Amory Lovins to speak at Yale

February 13, 2012
 Reinventing Fire: A Conversation with Amory Lovins

Wednesday, February 15, 2012 | 04:00 PM
Burke Auditorium, Kroon Hall | 195 Prospect Street, New Haven, CT

Amory Lovins, co-founder of Rocky Mountain Institute, will be at the Yale School of Forestry & Environmental Studies to discuss his book Reinventing Fire on Wednesday, February 15.

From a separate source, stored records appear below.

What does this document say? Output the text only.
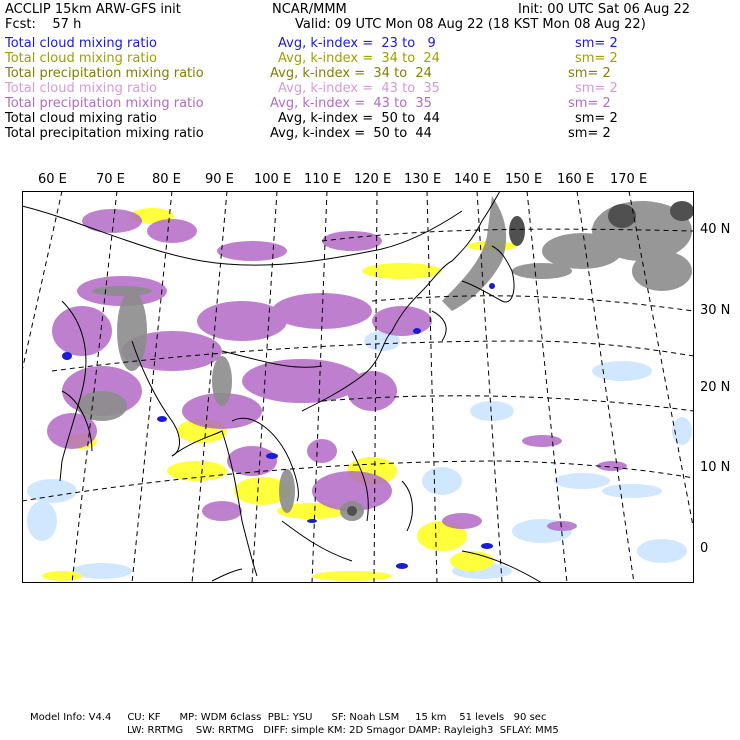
ACCLIP 15km ARW-GFS init	NCAR/MMM	Init: 00 UTC Sat 06 Aug 22
Fcst:    57 h	Valid: 09 UTC Mon 08 Aug 22 (18 KST Mon 08 Aug 22)
Total cloud mixing ratio	Avg, k-index =  23 to   9	sm= 2
Total cloud mixing ratio	Avg, k-index =  34 to  24	sm= 2
Total precipitation mixing ratio	Avg, k-index =  34 to  24	sm= 2
Total cloud mixing ratio	Avg, k-index =  43 to  35	sm= 2
Total precipitation mixing ratio	Avg, k-index =  43 to  35	sm= 2
Total cloud mixing ratio	Avg, k-index =  50 to  44	sm= 2
Total precipitation mixing ratio	Avg, k-index =  50 to  44	sm= 2
60 E 70 E 80 E 90 E 100 E 110 E 120 E 130 E 140 E 150 E 160 E 170 E
40 N
30 N
20 N
10 N
0
Model Info: V4.4     CU: KF      MP: WDM 6class  PBL: YSU      SF: Noah LSM     15 km    51 levels   90 sec
LW: RRTMG    SW: RRTMG   DIFF: simple KM: 2D Smagor DAMP: Rayleigh3  SFLAY: MM5
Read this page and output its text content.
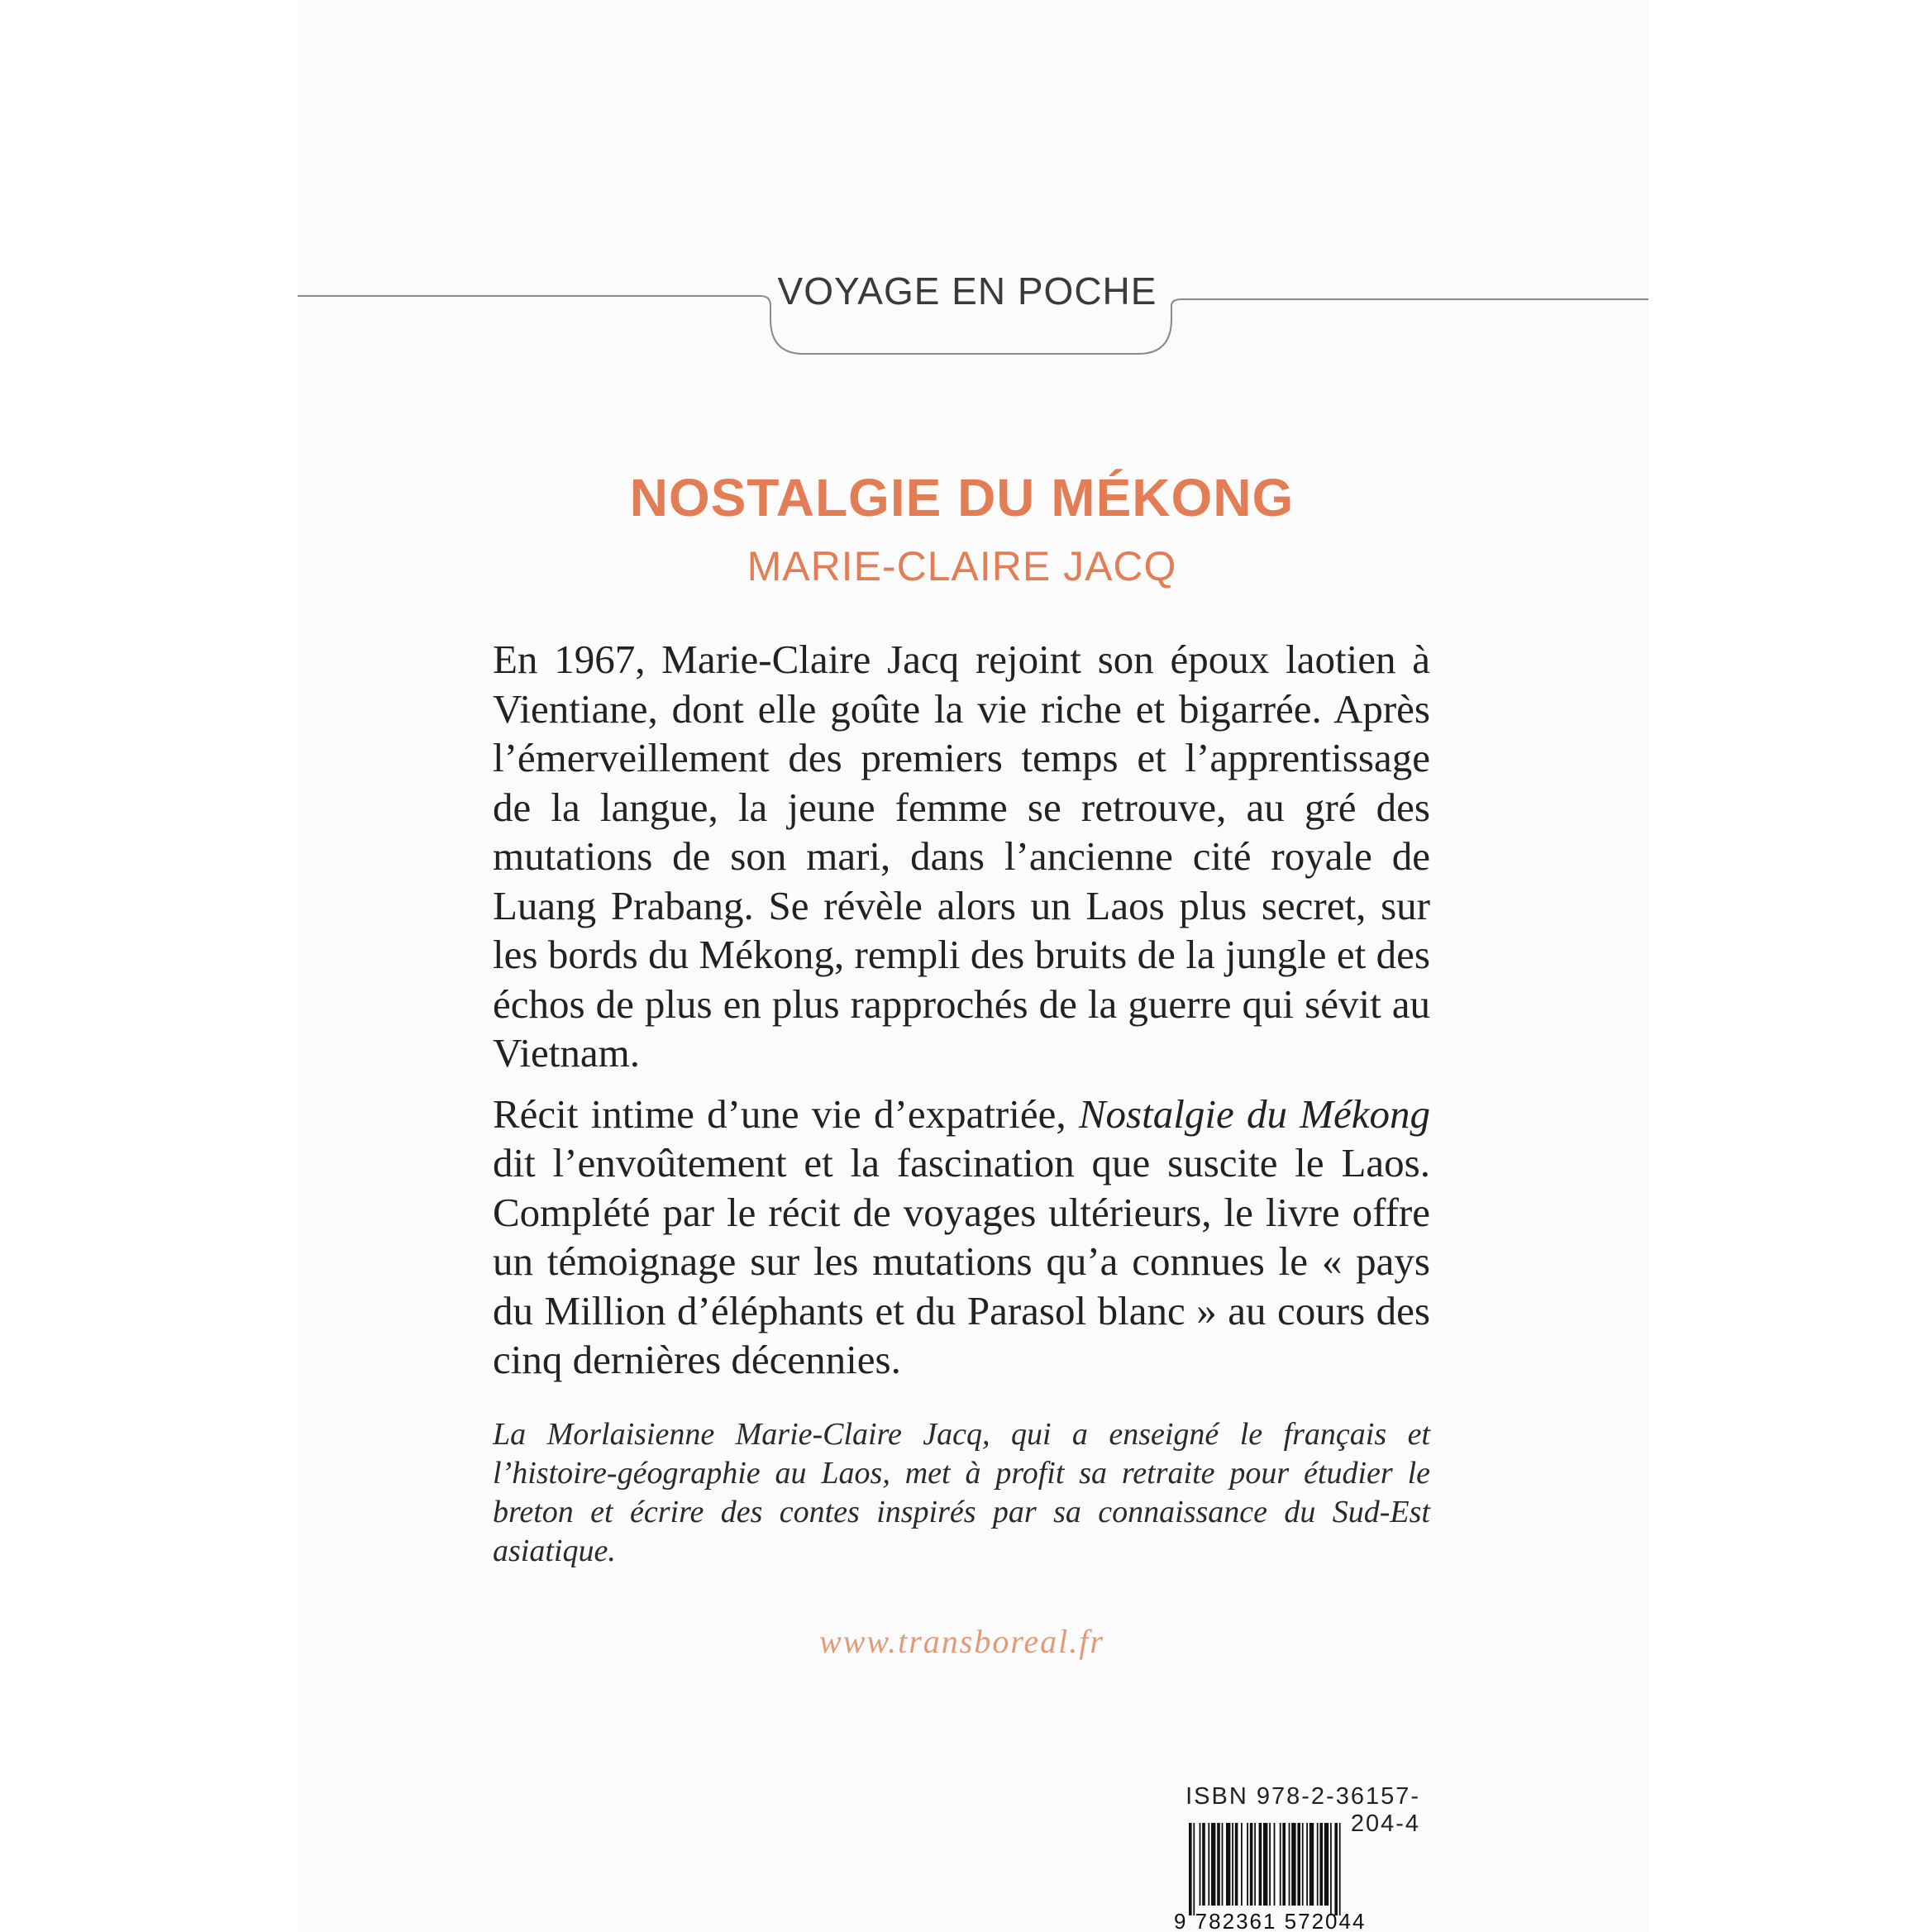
VOYAGE EN POCHE
NOSTALGIE DU MÉKONG
MARIE-CLAIRE JACQ

En 1967, Marie-Claire Jacq rejoint son époux laotien à Vientiane, dont elle goûte la vie riche et bigarrée. Après l’émerveillement des premiers temps et l’apprentissage de la langue, la jeune femme se retrouve, au gré des mutations de son mari, dans l’ancienne cité royale de Luang Prabang. Se révèle alors un Laos plus secret, sur les bords du Mékong, rempli des bruits de la jungle et des échos de plus en plus rapprochés de la guerre qui sévit au Vietnam.

Récit intime d’une vie d’expatriée, Nostalgie du Mékong dit l’envoûtement et la fascination que suscite le Laos. Complété par le récit de voyages ultérieurs, le livre offre un témoignage sur les mutations qu’a connues le « pays du Million d’éléphants et du Parasol blanc » au cours des cinq dernières décennies.

La Morlaisienne Marie-Claire Jacq, qui a enseigné le français et l’histoire-géographie au Laos, met à profit sa retraite pour étudier le breton et écrire des contes inspirés par sa connaissance du Sud-Est asiatique.
www.transboreal.fr
ISBN 978-2-36157-204-4
9 782361 572044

Reinventing Fire maps business-led pathways for the U.S. to phase out fossil fuels and win the global clean energy race. Building on Rocky Mountain Institute’s 30 years of research and fieldwork, Lovins contends that by 2050 the U.S. economy (2.6-fold bigger than it is currently) could exist without oil, coal, nuclear energy – or any new inventions. Further, this economy could cost $5 trillion less in net present value than business-as-usual, conservatively valuing all externalities at zero; it could emit 82 percent to 86 percent less fossil carbon than in 2000, and the transition could be led by business for profit with no Act of Congress.

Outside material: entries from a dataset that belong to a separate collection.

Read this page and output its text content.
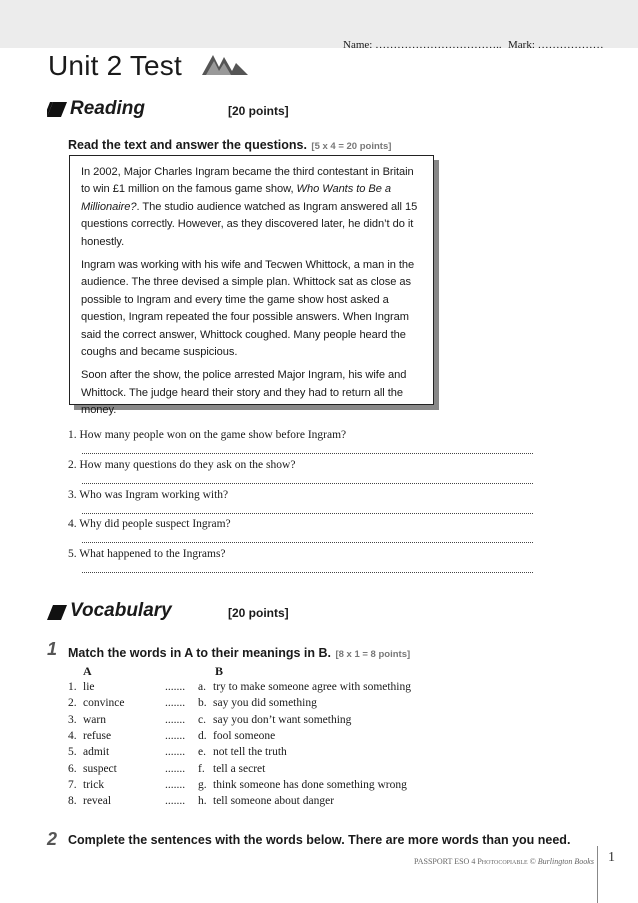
Unit 2 Test
Name: …………………………….. Mark: ………………
Reading	[20 points]
Read the text and answer the questions. [5 x 4 = 20 points]

In 2002, Major Charles Ingram became the third contestant in Britain to win £1 million on the famous game show, Who Wants to Be a Millionaire?. The studio audience watched as Ingram answered all 15 questions correctly. However, as they discovered later, he didn’t do it honestly.

Ingram was working with his wife and Tecwen Whittock, a man in the audience. The three devised a simple plan. Whittock sat as close as possible to Ingram and every time the game show host asked a question, Ingram repeated the four possible answers. When Ingram said the correct answer, Whittock coughed. Many people heard the coughs and became suspicious.

Soon after the show, the police arrested Major Ingram, his wife and Whittock. The judge heard their story and they had to return all the money.

1. How many people won on the game show before Ingram?
2. How many questions do they ask on the show?
3. Who was Ingram working with?
4. Why did people suspect Ingram?
5. What happened to the Ingrams?
Vocabulary	[20 points]
1 Match the words in A to their meanings in B. [8 x 1 = 8 points]
A	B
1. lie	....... a. try to make someone agree with something
2. convince	....... b. say you did something
3. warn	....... c. say you don’t want something
4. refuse	....... d. fool someone
5. admit	....... e. not tell the truth
6. suspect	....... f. tell a secret
7. trick	....... g. think someone has done something wrong
8. reveal	....... h. tell someone about danger
2 Complete the sentences with the words below. There are more words than you need.
PASSPORT ESO 4 Photocopiable © Burlington Books 1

The talk, co-hosted by the Yale Center for Environmental Law and Policy and the Center for Business and the Environment at Yale, begins at 4:00 PM in Kroon Hall’s Burke Auditorium at 195 Prospect Street, New Haven, Conn.; it is free and open to the public. A reception will follow in Kroon Hall’s Knobloch Environment Center.

Amory Lovins is co-founder, chairman, and chief scientist of Colorado-based Rocky Mountain Institute, an independent nonprofit think-and-do-tank. An advisor to major firms and governments in over 50 countries for the past four decades, he is the recipient of the Blue Planet, Volvo, Zayed, Onassis, Nissan, Shingo, and Mitchell Prizes, MacArthur and Ashoka Fellowships, 11 honorary doctorates, and the Heinz, Lindbergh, Right Livelihood, National Design, and World Technology Awards. In 2009, Time named him one of the world’s 100 most influential people, and Foreign Policy, one of the 100 top global thinkers.